Wieso kann Aufklärung verletzend sein? Wir von der „Initiative Kritische Aufklärung über Organtransplantation“ sagen das, was wir persönlich beim Sterben unserer Kinder im Umgang mit der Transplantation erfahren und erkannt haben. Diese Dinge verschweigen Sie leider und suggerieren einer ganzen Bevölkerung, dass es sich bei der Organentnahme um den Tod (siehe Ausweis!) handelt, den wir kennen und eindeutig wahrnehmen können. Unsere Berichte müssen den Transplantationsmedizinern natürlich unangenehm und unwillkommen sein. Weiter erwähnen Sie Ihren Einsatz für die Zustimmungslösung: Tatsache aber ist, dass letztlich bis heute auch die Angehörigen vor die Entscheidung gestellt werden, was in acht von zehn Fällen gegeben ist und ungeachtet der Tatsache, dass diese sich in der Regel im Schockzustand befinden, geschieht.

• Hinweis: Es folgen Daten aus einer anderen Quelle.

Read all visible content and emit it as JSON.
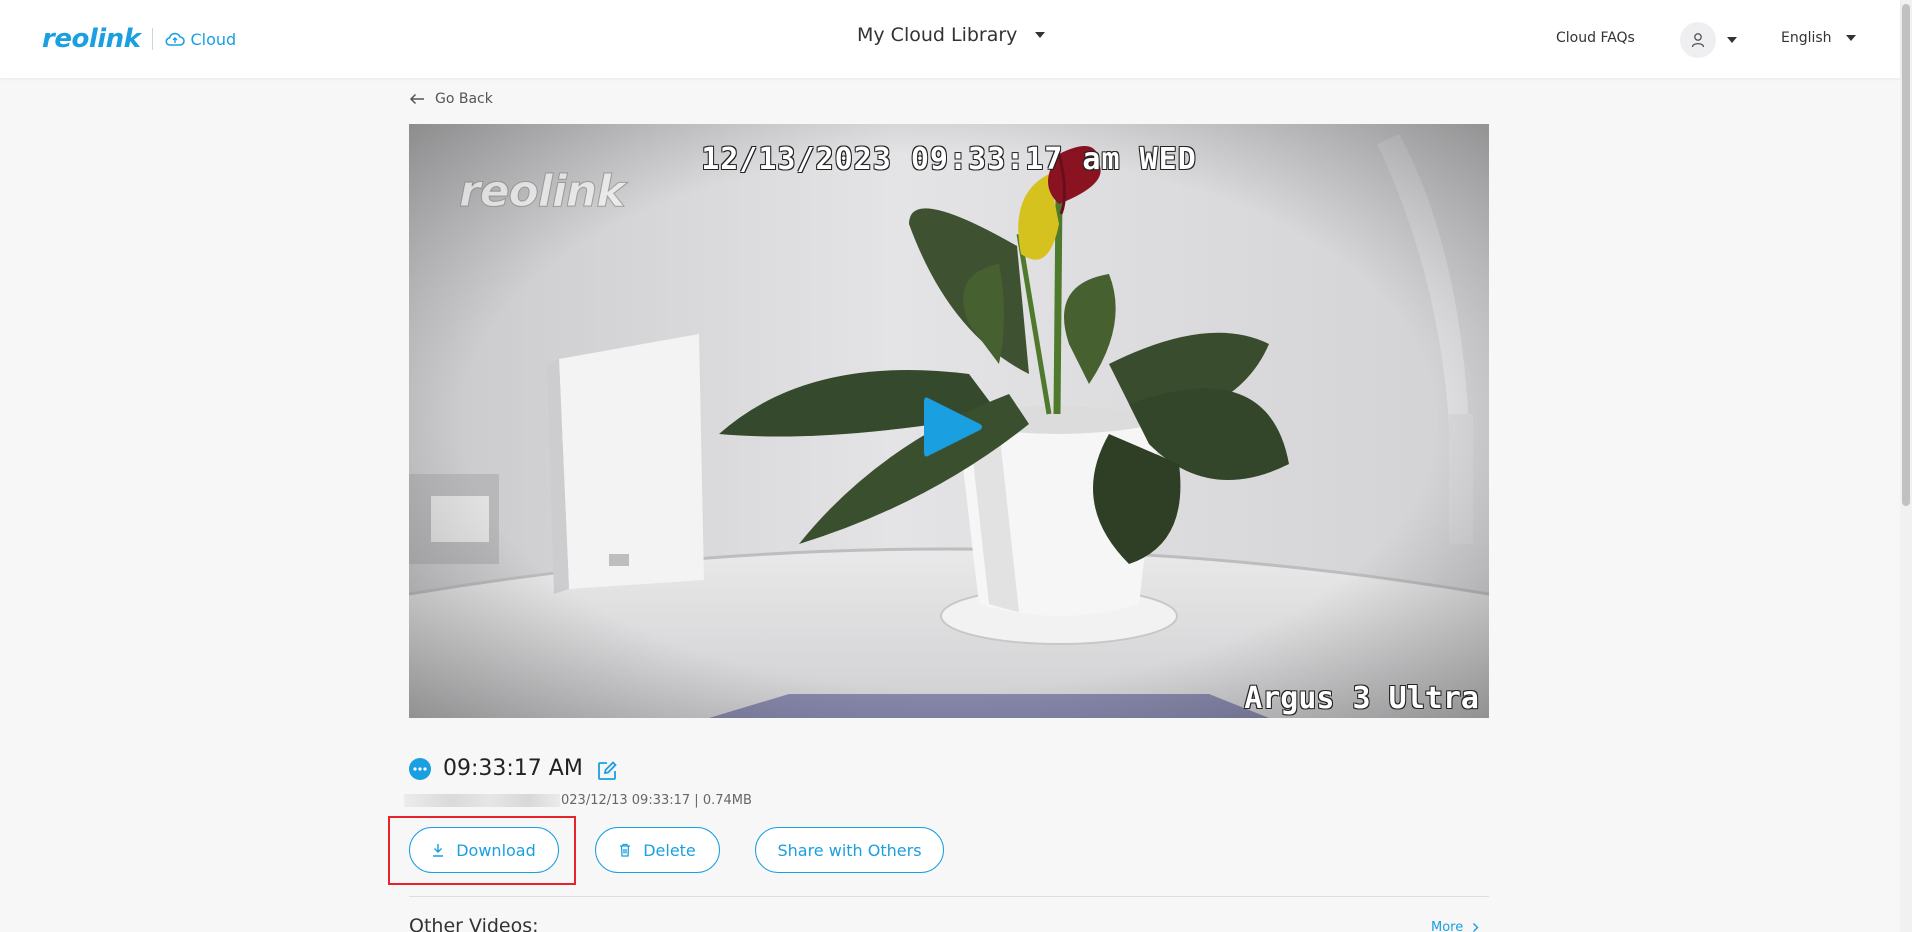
{
  "header": {
    "logo_text": "reolink",
    "cloud_label": "Cloud",
    "library_title": "My Cloud Library",
    "faqs_label": "Cloud FAQs",
    "language": "English"
  },
  "content": {
    "go_back_label": "Go Back",
    "video": {
      "osd_timestamp": "12/13/2023 09:33:17 am WED",
      "camera_model": "Argus 3 Ultra",
      "watermark": "reolink"
    },
    "clip_time": "09:33:17 AM",
    "meta_text": "023/12/13 09:33:17 | 0.74MB",
    "buttons": {
      "download": "Download",
      "delete": "Delete",
      "share": "Share with Others"
    },
    "other_videos_title": "Other Videos:",
    "more_label": "More"
  },
  "colors": {
    "accent": "#1a9fe0",
    "highlight": "#e8232b"
  },
  "icons": {
    "cloud": "cloud-icon",
    "user": "user-icon",
    "back": "arrow-left-icon",
    "play": "play-icon",
    "more": "ellipsis-icon",
    "edit": "edit-icon",
    "download": "download-icon",
    "delete": "trash-icon",
    "more_link": "chevron-right-icon"
  }
}
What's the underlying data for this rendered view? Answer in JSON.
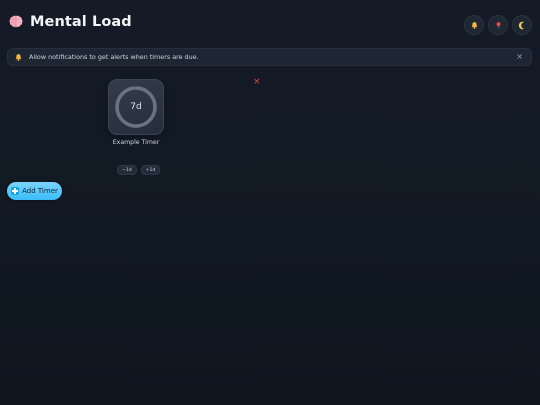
{
  "app": {
    "title": "Mental Load",
    "logo_icon": "brain-icon"
  },
  "header_actions": [
    {
      "icon": "bell-icon"
    },
    {
      "icon": "pin-icon"
    },
    {
      "icon": "moon-icon"
    }
  ],
  "notice": {
    "text": "Allow notifications to get alerts when timers are due.",
    "close": "×",
    "icon": "bell-icon"
  },
  "timers": [
    {
      "value": "7d",
      "name": "Example Timer",
      "delete": "×",
      "adjust_down": "−1d",
      "adjust_up": "+1d",
      "progress": 0.97
    }
  ],
  "add_button": {
    "label": "Add Timer",
    "icon": "plus-icon"
  },
  "colors": {
    "background": "#141b26",
    "accent": "#38bdf8",
    "danger": "#e5484d"
  }
}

Daher ist es entlarvend, dass Sie meiner Frage nach dem 2 Arten von Tod durch Explantation und dem behüteten Sterben ausgewichen sind. Sie haben den Unterschied in Ihrem Buch vernebelt und konnten deshalb auch auf meine Anfrage nicht eingehen. Stattdessen versuchen Sie mit Vorwürfen abzulenken.
Auch mir, wie Ihnen, geht das Leid organgeschädigter Menschen sehr nahe, auch ich möchte, dass Ihnen geholfen werden kann. Jedoch ist ein Organ kein Medikament, sondern dahinter steht eine ebenso leidvolle Geschichte, die es zu respektieren und nicht abzuwägen gilt. Die Zeit der Menschenopfer ist lange vorbei. Es kann nur eine Spende im wahrsten Sinn des Wortes geben.

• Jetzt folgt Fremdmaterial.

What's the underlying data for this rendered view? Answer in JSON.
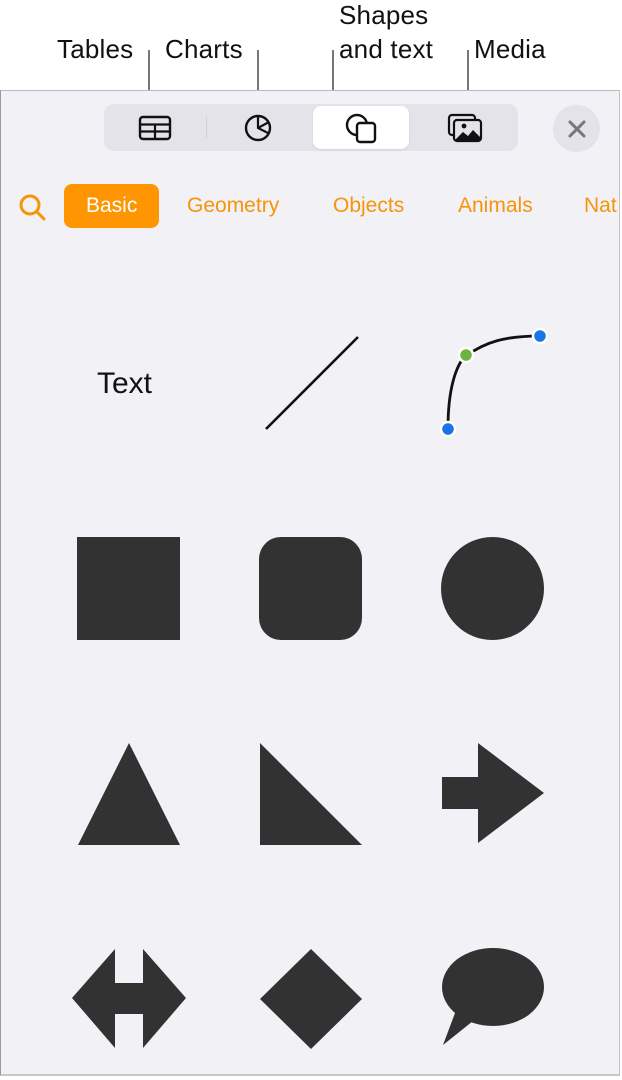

Sie werfen mir mangelnden Respekt gegenüber transplantierten Menschen vor. Aber Sie kennen meine Vorträge überhaupt nicht. Woher nehmen Sie dieses Urteil? Meine Kritik gilt ausschließlich den Transplantationsmedizinern und nicht den betroffenen Patienten, die ich vor dem, was ich zu sage habe, schützen möchte.
Sehr geehrter Herr Prof. Nagel, wenn Ihnen die Anteilnahme an meiner Leidensgeschichte und der vieler anderer Menschen tatsächlich ernst ist, bitte ich Sie dringend, sich für eine enge Zustimmungslösung mit einer vorausgehenden umfassenden Aufklärung noch heute einzusetzen.
Ich bin sehr mit Ihrem letzten Satz einverstanden und hoffe auf den bisher schmerzlich vermissten Respekt vor uns Angehörigen.